Can't see the problem in a simple php code!

[ashlegen]

Hi guys.I've got a problem.I'm building my php browsergame and i'm stuck into the inventory page.I have a code that seems ok to me but it won't work.Here it is:

 

 

$inventory = array();

$query = sprintf("SELECT id, item_id, quantity FROM user_items WHERE user_id = '%s'",

mysql_real_escape_string($userID));

$result = mysql_query($query);

while($row = mysql_fetch_assoc($result)) {

$item_query = sprintf("SELECT name FROM items WHERE id = '%s'",

mysql_real_escape_string($row['item_id']));

$item_result = mysql_query($item_query);

list($row['name']) = mysql_fetch_row($item_result);

array_push($inventory,$row);

}

 

 

 

I've spotted the problem.The $inventory array is empty.I checked it with if(empty($inventory)) .Thanks in advance and keep in mind that I'm a noob yet.

[mds1256]

Your SQL script is wrong, when using '%s' you need to use LIKE rather than =

[Pikachu2000]

No, that's a formatted string placeholder, not a wildcard operator.

 

Are you sure $userID has a valid value?

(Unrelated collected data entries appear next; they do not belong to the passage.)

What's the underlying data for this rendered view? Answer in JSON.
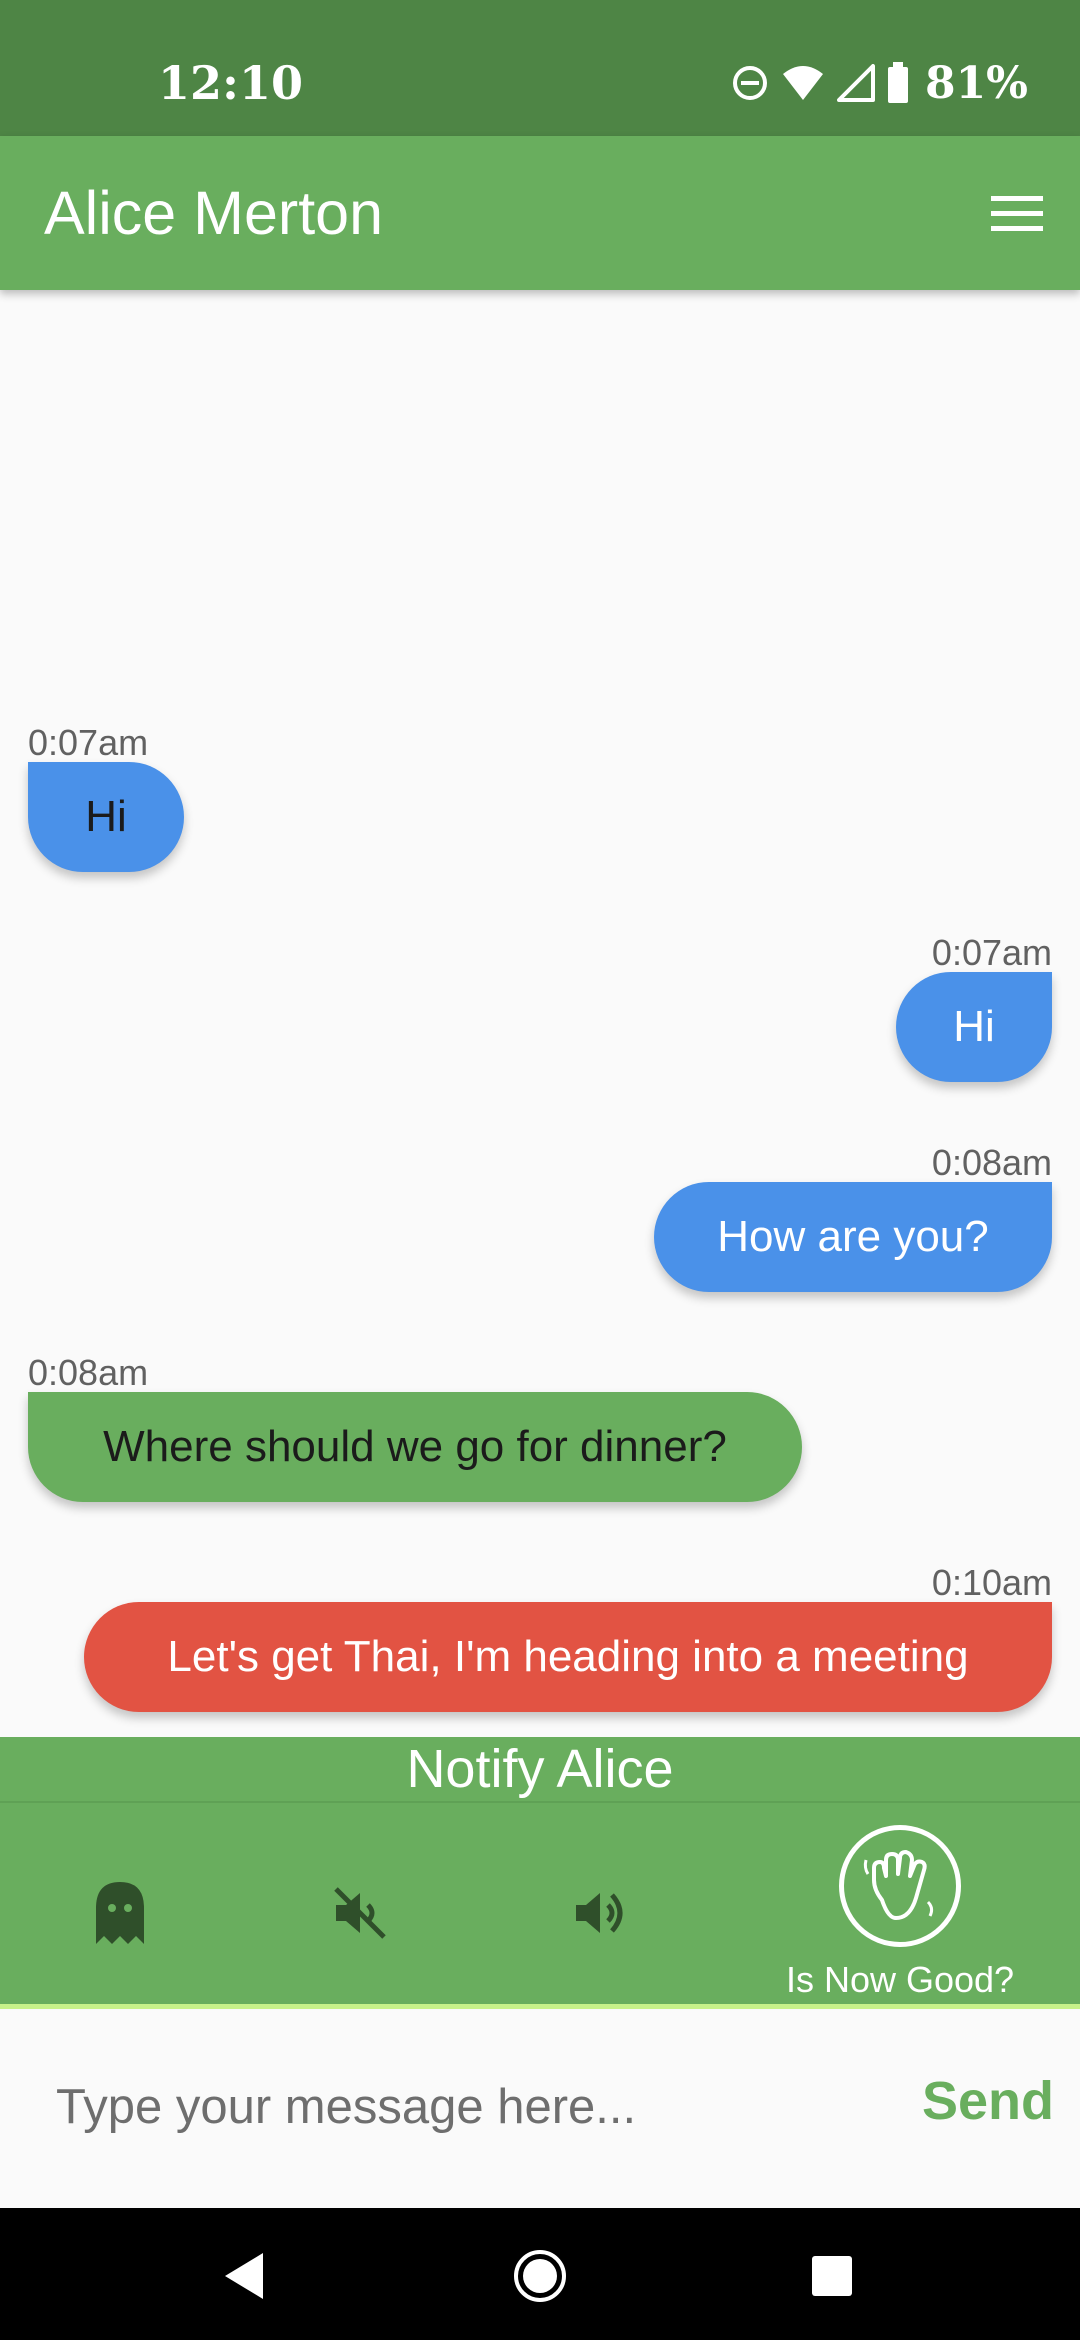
{
  "status_bar": {
    "time": "12:10",
    "battery_percent": "81%",
    "icons": [
      "do-not-disturb-icon",
      "wifi-icon",
      "cell-signal-icon",
      "battery-icon"
    ]
  },
  "app_bar": {
    "title": "Alice Merton",
    "menu_icon": "hamburger-menu-icon"
  },
  "messages": [
    {
      "time": "0:07am",
      "text": "Hi",
      "side": "left",
      "color": "#4a91e9"
    },
    {
      "time": "0:07am",
      "text": "Hi",
      "side": "right",
      "color": "#4a91e9"
    },
    {
      "time": "0:08am",
      "text": "How are you?",
      "side": "right",
      "color": "#4a91e9"
    },
    {
      "time": "0:08am",
      "text": "Where should we go for dinner?",
      "side": "left",
      "color": "#69ae5e"
    },
    {
      "time": "0:10am",
      "text": "Let's get Thai, I'm heading into a meeting",
      "side": "right",
      "color": "#e25343"
    }
  ],
  "notify": {
    "title": "Notify Alice",
    "actions": [
      {
        "icon": "ghost-icon"
      },
      {
        "icon": "volume-off-icon"
      },
      {
        "icon": "volume-up-icon"
      },
      {
        "icon": "waving-hand-icon",
        "label": "Is Now Good?"
      }
    ]
  },
  "input": {
    "placeholder": "Type your message here...",
    "value": "",
    "send_label": "Send"
  },
  "colors": {
    "status_bar": "#4e8545",
    "primary": "#69ae5e",
    "bubble_blue": "#4a91e9",
    "bubble_red": "#e25343",
    "accent_line": "#c7f28a"
  },
  "nav_bar": {
    "icons": [
      "back-icon",
      "home-icon",
      "recents-icon"
    ]
  }
}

Have you tried echo $query;?

[mds1256]

No, that's a formatted string placeholder, not a wildcard operator.

 

 

Sorry your correct, i missed the 2nd part of the line below

[Pikachu2000]

What exactly are you trying to make that code chunk do? Is it expected to return multiple records from the database?

[ashlegen]

Yes.I'm trying to get all of the item ids associated with a specific user id into an array.I'll keep you up to date and thanks for answering.

[ashlegen]

No, that's a formatted string placeholder, not a wildcard operator.

 

Are you sure $userID has a valid value? Have you tried echo $query;?

 

Oh man!I checked now and i've got the poblem.You were right.$uerID never had a value because i forgot the session_start() thing at the begiing of the document.Thanks again guys and I'm looking forward to ask more here.Cheers!